Di Maria Ausilia Boemi |

Paternò (Catania) – Si definiscono «i più giovani artisti decoratori di carretti siciliani in attività». Flavia Pittalà (26 anni), il marito Alessandro Forte (31enne) e il cognato Gabriele Forte (ventiseienne), artisti di Paternò a tutto tondo provenienti la prima dall’Accademia delle Belle arti di Catania, i due fratelli dal liceo artistico, da 5 anni – giovanissimi, quindi, in effetti – si sono “convertiti” a questa antica arte praticata ormai da ben pochi maestri. E, forti della loro preparazione di base artistica, applicandosi nello studio di questa particolare forma d’arte siciliana, ne sono divenuti abili esponenti, pur senza avere mai frequentato botteghe di maestri. Giovani artisti, insomma, ma autodidatti nella decorazione dei carretti siciliani: e, forse, essendo per questo meno “prigionieri” dei canoni tradizionali, praticano questa nobile arte rispettando sì la tradizione ma contemporaneamente portando il loro tocco personale di innovazione, che non manca mai in ognuna delle opere che realizzano.

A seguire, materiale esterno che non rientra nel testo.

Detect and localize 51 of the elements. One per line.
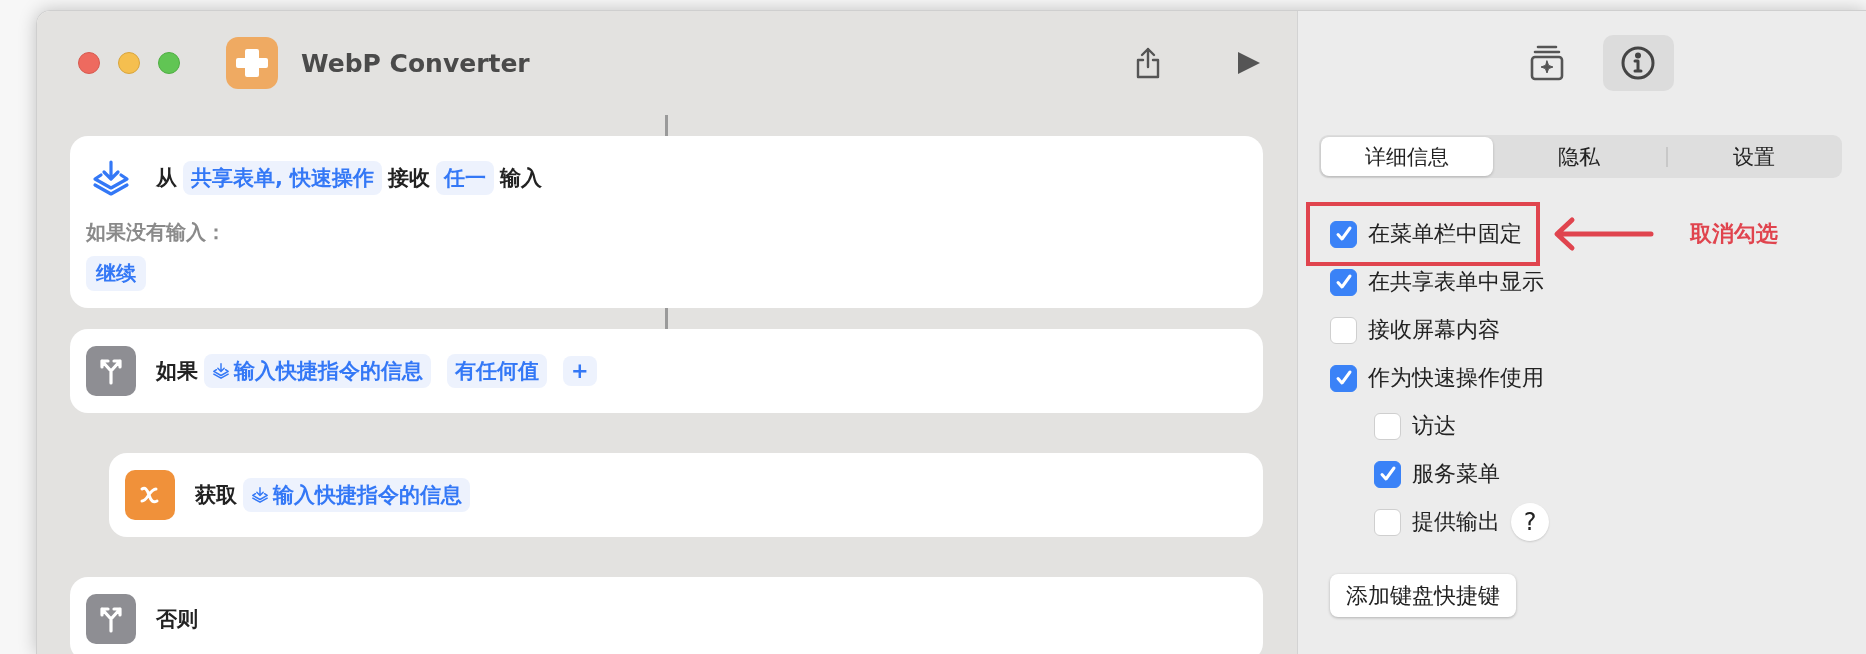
option-label: 服务菜单 xyxy=(1412,460,1500,488)
fallback-token[interactable]: 继续 xyxy=(86,256,146,291)
receive-icon xyxy=(212,362,230,380)
receive-icon xyxy=(251,486,269,504)
info-icon xyxy=(1620,45,1656,81)
gallery-icon xyxy=(1529,44,1565,82)
checkbox[interactable] xyxy=(1374,508,1401,536)
parameter-token[interactable]: 有任何值 xyxy=(447,354,547,388)
action-text: 否则 xyxy=(156,606,198,633)
action-text: 从 xyxy=(156,165,177,192)
option-label: 访达 xyxy=(1412,412,1456,440)
app-icon xyxy=(226,37,278,89)
tab[interactable]: 详细信息 xyxy=(1321,137,1494,176)
receive-icon xyxy=(91,158,131,198)
action-text: 获取 xyxy=(195,482,237,509)
action-text: 输入 xyxy=(500,165,543,192)
pane-button[interactable] xyxy=(1602,35,1674,91)
option-label: 作为快速操作使用 xyxy=(1368,364,1544,392)
option-label: 接收屏幕内容 xyxy=(1368,316,1500,344)
action-text: 接收 xyxy=(388,165,431,192)
fallback-label: 如果没有输入： xyxy=(86,219,227,246)
checkbox[interactable] xyxy=(1374,460,1401,488)
parameter-token[interactable]: 任一 xyxy=(436,161,495,195)
parameter-token[interactable]: + xyxy=(563,356,597,386)
checkbox[interactable] xyxy=(1330,268,1357,296)
option-label: 在共享表单中显示 xyxy=(1368,268,1544,296)
action-text: 如果 xyxy=(156,358,198,385)
branch-icon xyxy=(86,594,136,644)
checkbox[interactable] xyxy=(1330,220,1357,248)
annotation-text: 取消勾选 xyxy=(1690,220,1778,248)
branch-icon xyxy=(86,346,136,396)
variable-token[interactable]: 输入快捷指令的信息 xyxy=(243,478,470,512)
checkbox[interactable] xyxy=(1374,412,1401,440)
checkbox[interactable] xyxy=(1330,316,1357,344)
checkmark-icon xyxy=(1334,273,1353,291)
help-button[interactable]: ? xyxy=(1511,503,1549,541)
variable-icon xyxy=(125,470,175,520)
tab[interactable]: 设置 xyxy=(1667,137,1840,176)
checkmark-icon xyxy=(1334,225,1353,243)
checkbox[interactable] xyxy=(1330,364,1357,392)
option-label: 在菜单栏中固定 xyxy=(1368,220,1522,248)
tab[interactable]: 隐私 xyxy=(1493,137,1666,176)
checkmark-icon xyxy=(1334,369,1353,387)
option-label: 提供输出 xyxy=(1412,508,1500,536)
close-button[interactable] xyxy=(78,52,100,74)
checkmark-icon xyxy=(1378,465,1397,483)
variable-token[interactable]: 输入快捷指令的信息 xyxy=(204,354,431,388)
zoom-button[interactable] xyxy=(158,52,180,74)
window-title: WebP Converter xyxy=(301,48,530,78)
parameter-token[interactable]: 共享表单, 快速操作 xyxy=(183,161,383,195)
add-shortcut-button[interactable]: 添加键盘快捷键 xyxy=(1330,574,1516,617)
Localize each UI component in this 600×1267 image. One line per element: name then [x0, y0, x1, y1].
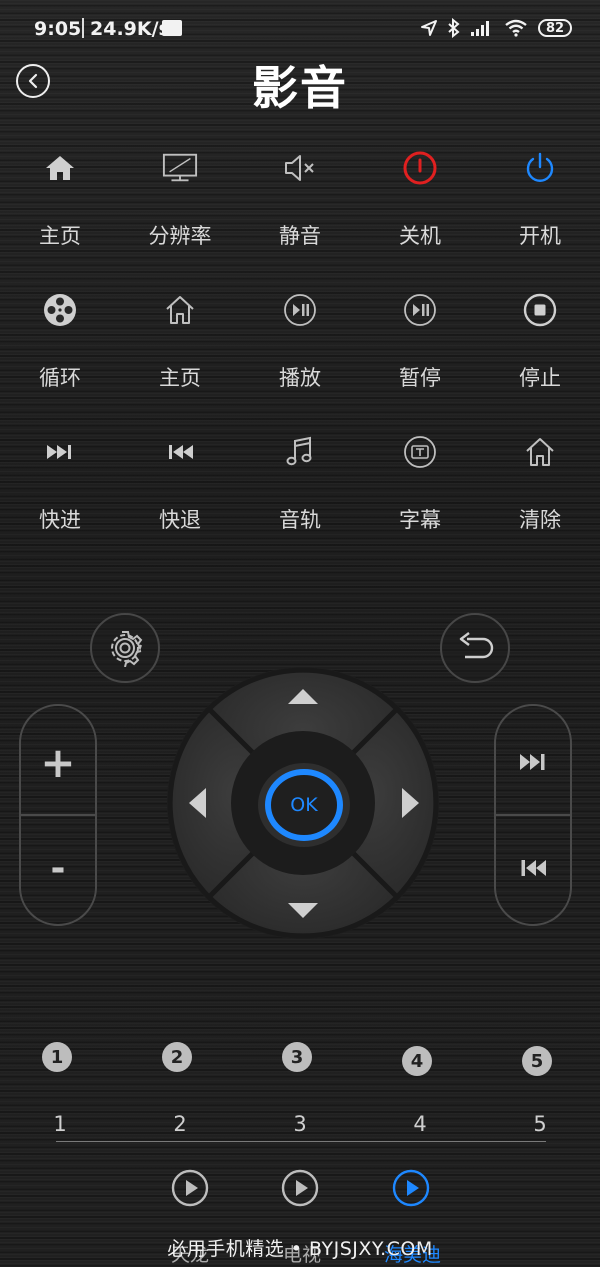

Flavia Pittalà, il marito Alessandro Forte e il cognato Gabriele

Senza disdegnare nessuno degli stili dei carretti siciliani: il palermitano (sfondo giallo, sponde più grandi e decorazioni geometriche), il catanese (dal tipico sfondo rosso, sponde rettangolari e decorazioni più scenografiche), ma anche il trapanese. Una folgorazione, sulla via dell’arte, avvenuta 5 anni fa: «Rispetto agli altri decoratori di carretti siciliani che escono in genere dalle botteghe dei maestri decoratori carrettieri – sottolinea Flavia Pittalà -, noi nasciamo come artisti: usciamo dal liceo artistico tutti e tre, io mio sono poi anche laureata all’Accademia delle Belle Arti». Una decisione dettata dalla consapevolezza che «in questo settore, che sembrava in declino, oggi c’è una richiesta dettata dalla riscoperta dei valori della nostra storia». Perché, stando a quanto sostiene Flavia Pittalà, anche se il commercio dei carretti siciliani negli anni non si è mai arrestato, «nell’ultimo periodo, anche grazie ai Comuni che promuovono nelle manifestazioni queste opere della tradizione siciliana, e agli stilisti Dolce & Gabbana, molto legati alle loro origini, la ripresa c’è, con conseguente richiesta in Sicilia e nel resto del mondo». In effetti, i due stilisti siciliani hanno sdoganato, a livello internazionale, questa forma d’arte, “esportandola” anche su oggetti diversi: basti pensare ai famosi frigoriferi decorati per loro in stile carretto siciliano, di cui 5 realizzati proprio dalla squadra artistica Forte-Pittalà. Squadra artistica che si firma, non a caso, DaDamè: “L’idea del nome – spiega Flavia Pittalà – ci è venuta dal movimento dadaista. Come i dadaisti nella loro epoca cercavano di fare innovazione trasformando in arte qualsiasi oggetto di uso comune, noi cerchiamo di riportare in auge la tradizione con i carretti (oggetti tradizionali) e con il nostro stile classico. Ci rifacciamo, insomma, al movimento dadaista: ecco quindi Dada (dadaisti) a cui si aggiunge la parola me, perché sono io, insieme con mio marito e mio cognato, che propugniamo opere classiche oggi poco richieste».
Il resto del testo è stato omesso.